Some denominations like the Church of Jesus Christ of Latter-day Saints embraced sports. Mormons built churches with gyms and organized basketball and baseball leagues that played throughout Utah. The success of the Notre Dame University football team in the 1920s led Catholics to embrace sports, and cities with large Catholic populations had their own school leagues.
“Sports changed and cleaned up its act by imposing rules and a code of behavior,” said Baker, “about the time religion became more liberal. The conservatives warned that if we build gyms, they will take over the Gospel, and to a certain extent, they were right. … Modern sport is a spectacle and spectacle is by its nature ritualistic.
” … religion and sport interlock because of several common characteristics. The evangelical mind-set is particularly akin to athleticism,” Baker explained. Structurally, evangelical religious and athletic interests mirror each other, one finding reinforcement in the other. For one thing, they share a simple clear-cut vision in reality.

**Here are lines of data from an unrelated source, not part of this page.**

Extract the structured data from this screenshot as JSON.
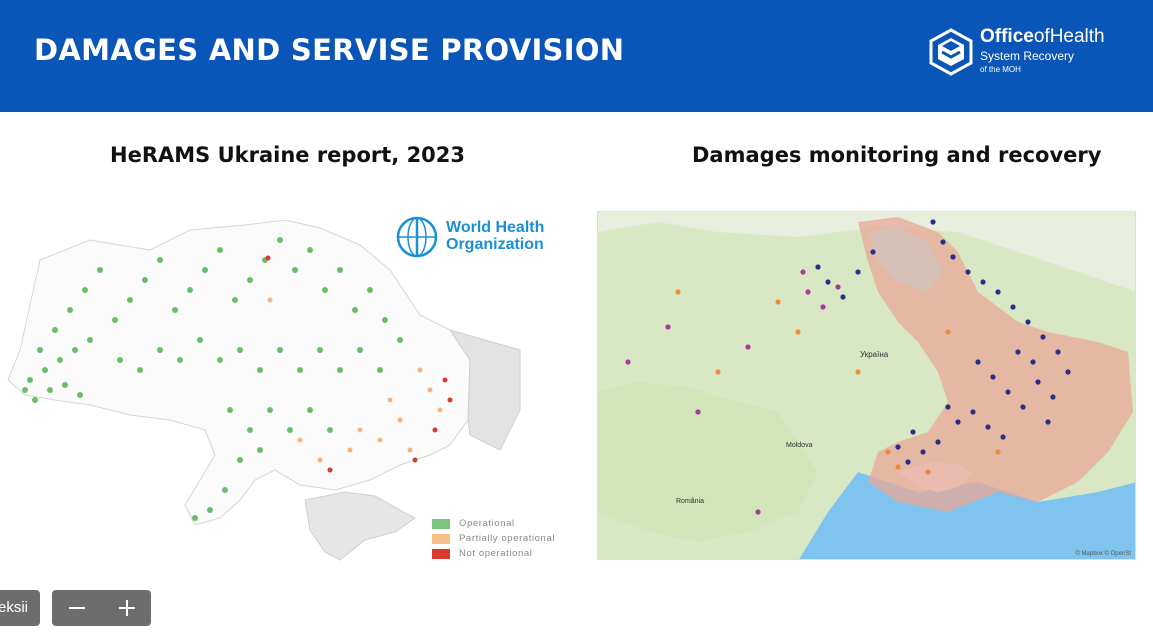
{
  "header": {
    "title": "DAMAGES AND SERVISE PROVISION",
    "brand": {
      "name_bold": "Office",
      "name_rest": "ofHealth",
      "line2": "System Recovery",
      "line3": "of the MOH"
    },
    "bg_color": "#0a55b8"
  },
  "left_panel": {
    "title": "HeRAMS Ukraine report, 2023",
    "who_logo": {
      "line1": "World Health",
      "line2": "Organization"
    },
    "legend": [
      {
        "label": "Operational",
        "color": "#7bc47c"
      },
      {
        "label": "Partially operational",
        "color": "#f6bf8a"
      },
      {
        "label": "Not operational",
        "color": "#d9392e"
      }
    ]
  },
  "right_panel": {
    "title": "Damages monitoring and recovery",
    "map_labels": {
      "ukraine": "Україна",
      "moldova": "Moldova",
      "romania": "România"
    },
    "attribution": "© Mapbox © OpenSt"
  },
  "controls": {
    "pill_text": "eksii",
    "zoom_out": "minus-icon",
    "zoom_in": "plus-icon"
  }
}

“For the born-again Christian, one either believes in Christ or rejects Christ; people are either `saved’ or ‘lost,’ bound for heaven or doomed to hell, they are either winners or losers. `It is a dramatic, stark, even simple faith,’ says historian Martin Marty. `There is little toleration for ambiguity, just like in sports. You win or you lose … “‘
Finally, Baker concluded in “If Christ Came to the Olympics,” both religion and sports are dependent on an intangible thing called faith.
“Sport turned to religion for time-honored rituals and mythologies, religious faith draws upon the metaphorical richness of athleticism. Inspiration flows from the one to the other and back again … faith, hope and charity are the virtues that make a difference, insisted the early Christians. … Sport as well as religion depends on faith from start to finish.”